In an apparent effort to win over more users for its online-storage service, Microsoft said that OneDrive for Business customers would now get a full terabyte of storage for their documents, up from 25 gigabytes.
But it’s the way Microsoft announced the news that is turning into the real story. John Case, the Microsoft executive whose byline is on the post, used the headline “Thinking outside the box.”
Subtle, Microsoft. Real subtle. The point wasn’t lost on Box CEO Aaron Levie, who responded in kind, calling on Microsoft to open up Office to other online-storage options besides OneDrive.
Boxing Office Users In
Case alluded to both Box and Dropbox in the blog post. He described Box as a “point solution”—a typical dig in the old enterprise-software world, but one that ignores the ease of integration now possible through application programming interfaces. The reality is that Microsoft has always been protective of its lucrative Windows and Office products, and its recent moves back this up. It launched Office for the iPad without the ability to use documents from any other cloud service besides OneDrive.
Box’s Levie wrote that he looked forward to working with Microsoft in the cloud, and called on Microsoft to allow online Office users to store documents in other services, including Box. (Users of the desktop version of Office can store documents anywhere, including Box and Dropbox.)
The odd background to this very public tiff is that Microsoft and Box have collaborated in other areas. Levie appeared last year on stage at Microsoft’s Build developer conference, which highlighted the software giant’s collaboration with smaller companies.
Old Microsoft, New Microsoft
The strategy of OneDrive lock-in feels like classic Microsoft—but not like the open, partner-embracing company that new Microsoft CEO Satya Nadella is trying to build.
Case ended his post by mentioning how the cloud is about lowering barriers between people and information, and not creating islands. As Levie pointed out, the lack of other cloud services included in Office for the iPad is exactly the kind of barrier Microsoft is sort of claiming it would like to see less of.
Furthermore, the kind of island Case describes is also evident in OneDrive. As with Office for the iPad, OneDrive users are locked into Microsoft’s cloud, and aren’t able to import documents from other cloud systems directly on mobile devices.
That’s the tension in today’s Microsoft. On the one hand, it wants to cater to all the tools and services developers prefer, and it’s made a big effort to communicate its support for non-Microsoft services and platforms. But it also wants to build a big, successful cloud-software business, which means signing up businesses and consumers as subscribers to Office and OneDrive.
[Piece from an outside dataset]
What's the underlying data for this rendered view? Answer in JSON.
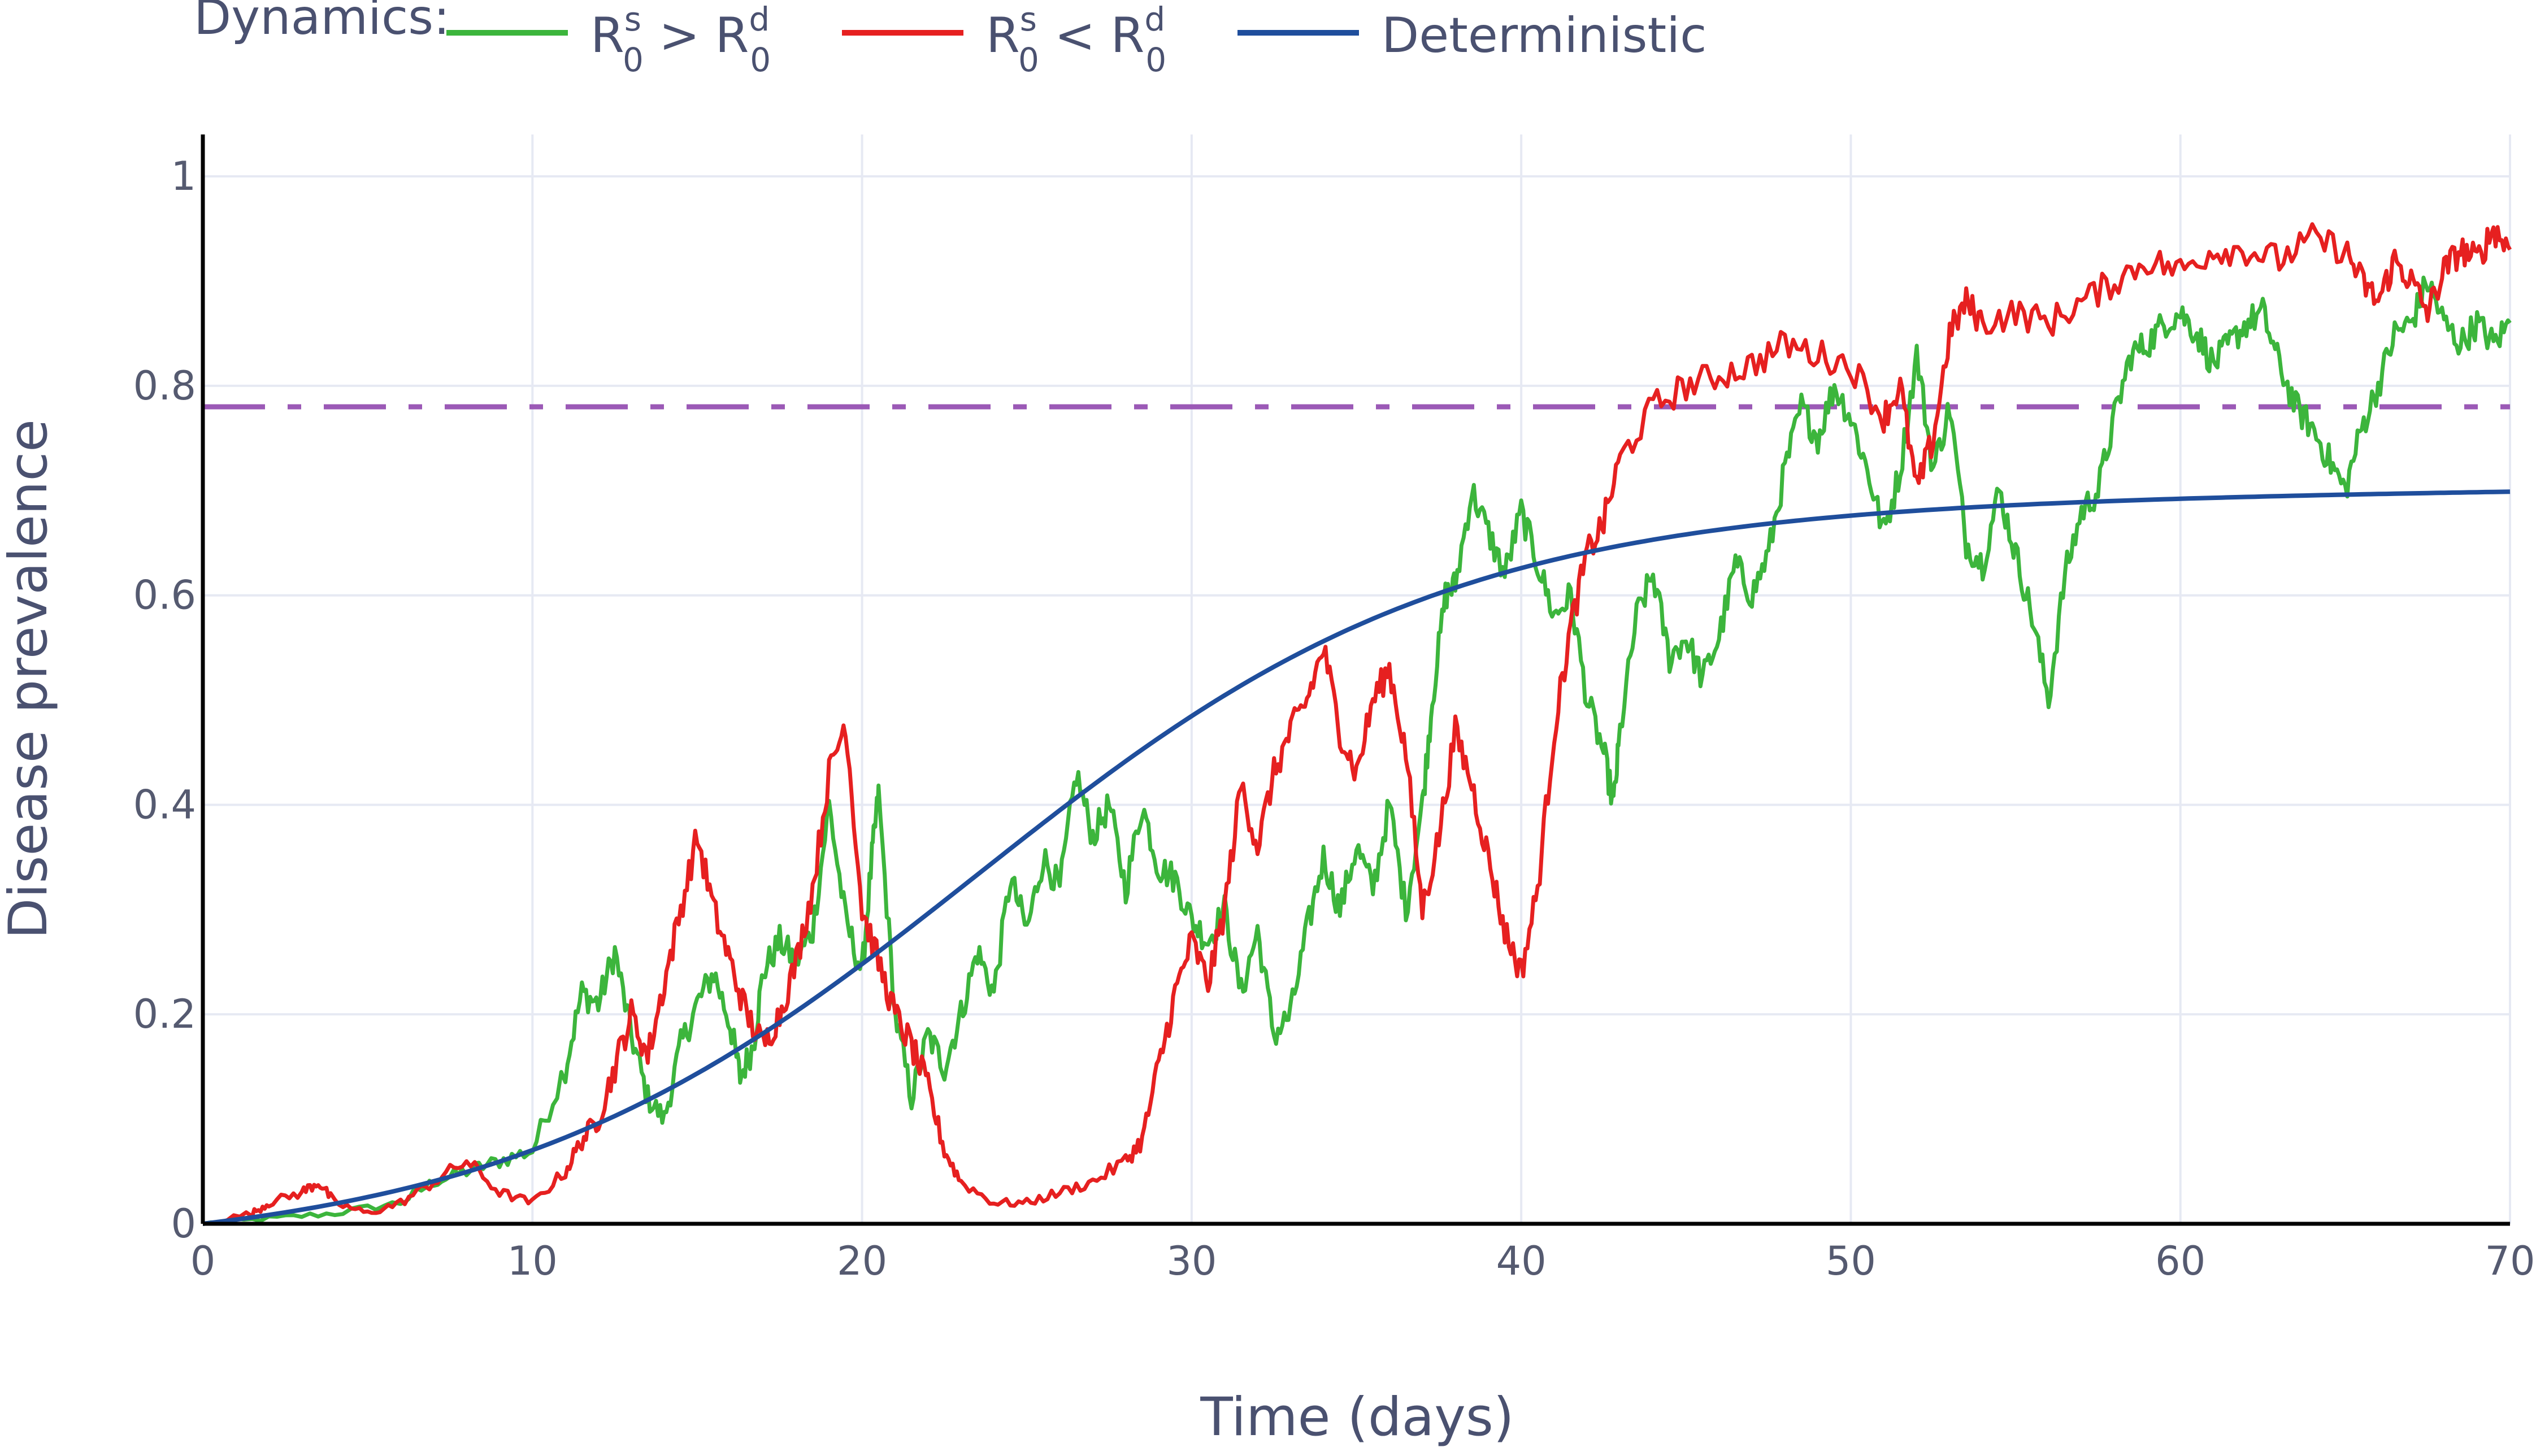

We asked Microsoft for comment on whether it planned to allow other cloud providers to join in the Office for iPad fun, but a spokesperson did not immediately respond.
Feature Attraction
Levie has a point. The loser here seems to be Office users, who have to download documents from OneDrive and share them by email to work around MIcrosoft’s limitations. That’s not the kind of workflow that makes things easier for customers, Levie pointed out in his post.
For example, Microsoft took a month to add a feature that let users print Office 365 documents from its iPad app. Google has had cloud printing for a while, and Box has a couple of apps that allow printing of documents from the cloud.
Printing is just one example of a missing feature. In a cloud-first, mobile-first world—the world Microsoft’s Nadella says the company now lives in—the days when software companies had to build all their features themselves are long gone. If Microsoft had launched Office for iPad with Box integration, it could have offered customers a convenient option while it worked on its own native printing feature. Until it sheds old, bad habits, Microsoft is going to remain stuck on its own software island.